Spy plane dispute resolved - China
A top Chinese official has said he believes his country and the United States have resolved their dispute over the downed US spy plane, and agreed to hold China’s highest level meeting with the Bush administration since the crisis began.
China’s finance minister Xiang Huaicheng and US Treasury Secretary Paul O’Neill were meeting yesterday on the sidelines of an annual meeting of the Asian Development Bank in Honolulu, Hawaii, primarily to discuss economic issues.
Xiang told reporters ‘‘there has been satisfactory resolution to the troubles’’ between Beijing and Washington and that it would be exaggerated to say their relations had been strained over the spy plane any worse than they had been in the past.
Xiang gave no indication any new agreements had been reached on the issue but that the conflict would not remain an obstacle to US-Chinese relations.

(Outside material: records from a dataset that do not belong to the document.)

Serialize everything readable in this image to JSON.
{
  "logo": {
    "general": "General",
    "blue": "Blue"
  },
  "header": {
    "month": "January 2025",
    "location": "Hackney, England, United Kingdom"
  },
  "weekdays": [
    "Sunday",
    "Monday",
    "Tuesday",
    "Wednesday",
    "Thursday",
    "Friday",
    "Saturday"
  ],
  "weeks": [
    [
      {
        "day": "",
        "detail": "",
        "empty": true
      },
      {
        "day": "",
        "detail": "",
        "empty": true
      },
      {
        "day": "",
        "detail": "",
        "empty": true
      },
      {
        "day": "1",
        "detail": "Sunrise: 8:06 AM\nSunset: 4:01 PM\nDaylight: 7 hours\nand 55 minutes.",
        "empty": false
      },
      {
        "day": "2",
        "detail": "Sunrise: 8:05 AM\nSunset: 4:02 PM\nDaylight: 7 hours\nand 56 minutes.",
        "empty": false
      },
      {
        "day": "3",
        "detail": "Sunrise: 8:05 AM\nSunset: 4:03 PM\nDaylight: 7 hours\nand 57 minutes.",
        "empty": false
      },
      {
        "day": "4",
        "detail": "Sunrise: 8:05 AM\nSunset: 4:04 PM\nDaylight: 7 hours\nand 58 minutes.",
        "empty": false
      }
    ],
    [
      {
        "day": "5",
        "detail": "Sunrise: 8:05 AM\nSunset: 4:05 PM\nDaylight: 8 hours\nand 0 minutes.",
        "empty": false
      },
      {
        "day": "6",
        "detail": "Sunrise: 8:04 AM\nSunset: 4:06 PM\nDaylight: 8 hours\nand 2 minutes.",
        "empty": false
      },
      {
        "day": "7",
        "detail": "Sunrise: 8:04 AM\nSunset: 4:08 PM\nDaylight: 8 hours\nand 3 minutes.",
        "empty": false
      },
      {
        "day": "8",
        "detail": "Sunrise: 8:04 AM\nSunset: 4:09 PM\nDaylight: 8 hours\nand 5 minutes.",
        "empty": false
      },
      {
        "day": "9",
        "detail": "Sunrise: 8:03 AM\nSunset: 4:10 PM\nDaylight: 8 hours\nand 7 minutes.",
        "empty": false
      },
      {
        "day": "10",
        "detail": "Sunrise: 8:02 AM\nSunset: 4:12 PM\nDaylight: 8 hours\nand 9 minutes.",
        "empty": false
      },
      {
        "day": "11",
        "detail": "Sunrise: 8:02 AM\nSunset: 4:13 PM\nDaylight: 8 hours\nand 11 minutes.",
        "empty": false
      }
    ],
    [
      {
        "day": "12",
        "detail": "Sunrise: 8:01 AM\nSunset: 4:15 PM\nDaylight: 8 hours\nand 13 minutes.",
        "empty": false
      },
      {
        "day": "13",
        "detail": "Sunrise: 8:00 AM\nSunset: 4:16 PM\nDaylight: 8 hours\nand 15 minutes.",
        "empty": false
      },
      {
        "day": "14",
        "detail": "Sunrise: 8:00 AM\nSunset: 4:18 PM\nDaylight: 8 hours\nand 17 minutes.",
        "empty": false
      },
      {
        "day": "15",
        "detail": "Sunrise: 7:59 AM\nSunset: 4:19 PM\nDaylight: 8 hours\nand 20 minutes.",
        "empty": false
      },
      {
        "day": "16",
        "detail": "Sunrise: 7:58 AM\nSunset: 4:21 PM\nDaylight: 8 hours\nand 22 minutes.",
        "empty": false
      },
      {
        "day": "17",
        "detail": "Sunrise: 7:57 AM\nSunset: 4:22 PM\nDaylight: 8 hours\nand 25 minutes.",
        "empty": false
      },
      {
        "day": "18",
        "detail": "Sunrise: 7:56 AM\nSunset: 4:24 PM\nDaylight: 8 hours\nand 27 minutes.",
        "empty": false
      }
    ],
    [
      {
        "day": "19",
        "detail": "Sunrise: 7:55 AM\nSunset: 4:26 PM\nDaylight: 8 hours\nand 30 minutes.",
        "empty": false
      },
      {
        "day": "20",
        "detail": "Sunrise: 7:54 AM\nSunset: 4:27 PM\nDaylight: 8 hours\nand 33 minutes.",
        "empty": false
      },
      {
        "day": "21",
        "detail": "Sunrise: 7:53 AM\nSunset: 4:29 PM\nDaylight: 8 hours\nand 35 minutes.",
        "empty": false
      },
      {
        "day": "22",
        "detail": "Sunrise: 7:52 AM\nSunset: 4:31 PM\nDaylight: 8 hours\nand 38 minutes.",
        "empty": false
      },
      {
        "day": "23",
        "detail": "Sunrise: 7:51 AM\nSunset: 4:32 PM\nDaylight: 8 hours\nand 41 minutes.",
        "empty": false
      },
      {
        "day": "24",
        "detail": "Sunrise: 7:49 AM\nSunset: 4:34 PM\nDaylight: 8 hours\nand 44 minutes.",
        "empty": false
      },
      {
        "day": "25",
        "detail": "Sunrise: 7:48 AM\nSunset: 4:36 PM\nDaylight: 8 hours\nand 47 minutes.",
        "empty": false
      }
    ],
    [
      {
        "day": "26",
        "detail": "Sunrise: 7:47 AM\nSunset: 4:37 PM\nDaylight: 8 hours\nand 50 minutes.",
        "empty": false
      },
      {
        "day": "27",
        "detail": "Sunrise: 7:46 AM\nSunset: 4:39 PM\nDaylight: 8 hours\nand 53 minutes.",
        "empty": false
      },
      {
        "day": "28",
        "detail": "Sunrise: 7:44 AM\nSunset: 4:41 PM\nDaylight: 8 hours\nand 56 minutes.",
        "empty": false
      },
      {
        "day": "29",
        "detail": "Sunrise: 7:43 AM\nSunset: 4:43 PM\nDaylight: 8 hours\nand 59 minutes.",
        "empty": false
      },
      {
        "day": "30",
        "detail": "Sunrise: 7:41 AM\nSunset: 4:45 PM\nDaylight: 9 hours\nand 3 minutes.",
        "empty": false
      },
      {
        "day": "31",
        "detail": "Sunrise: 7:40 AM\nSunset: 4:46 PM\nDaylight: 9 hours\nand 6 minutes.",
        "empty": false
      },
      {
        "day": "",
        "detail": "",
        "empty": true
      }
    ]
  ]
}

‘‘Secretary O’Neill (and I) share a consensus that we need to talk’’ to resolve any outstanding issues, Xiang said. ‘‘I trust Secretary O’Neill will ask me whatever questions he has and tell me whatever he wishes to tell.’’
Michele Davis, O’Neill’s spokeswoman, said the meeting would allow the two officials to get to know one another and discuss their respective economies.
‘‘There is no intention of raising the spy plane or other such issues,’’ she said.
A senior US Treasury official said that O’Neill had no plan to raise the issue, but if the Chinese do ‘‘you play the unexpected from your instincts’’.
It would be the highest-level meeting of Chinese and US officials since China’s deputy prime minister Qian Qichen visited the White House in March.
Relations between the two countries soured after the collision on April 1 between a US Navy EP-3E surveillance plane and a Chinese fighter jet over the South China Sea.
The Chinese fighter crashed, killing the pilot, and the US plane made an emergency landing on China’s Hainan Island.
China released the 24 US crewmen after 11 days in captivity and has since allowed US officials to inspect the spy plane.
They determined it could be repaired and flown off the island, but China has refused to allow this, saying that would outrage the Chinese public.
US forces also have resumed surveillance flights off China’s coast, angering Beijing.
The collision set a sour tone to relations early in the Bush administration, further straining ties already hurt by differences over human rights and arms sales to Taiwan.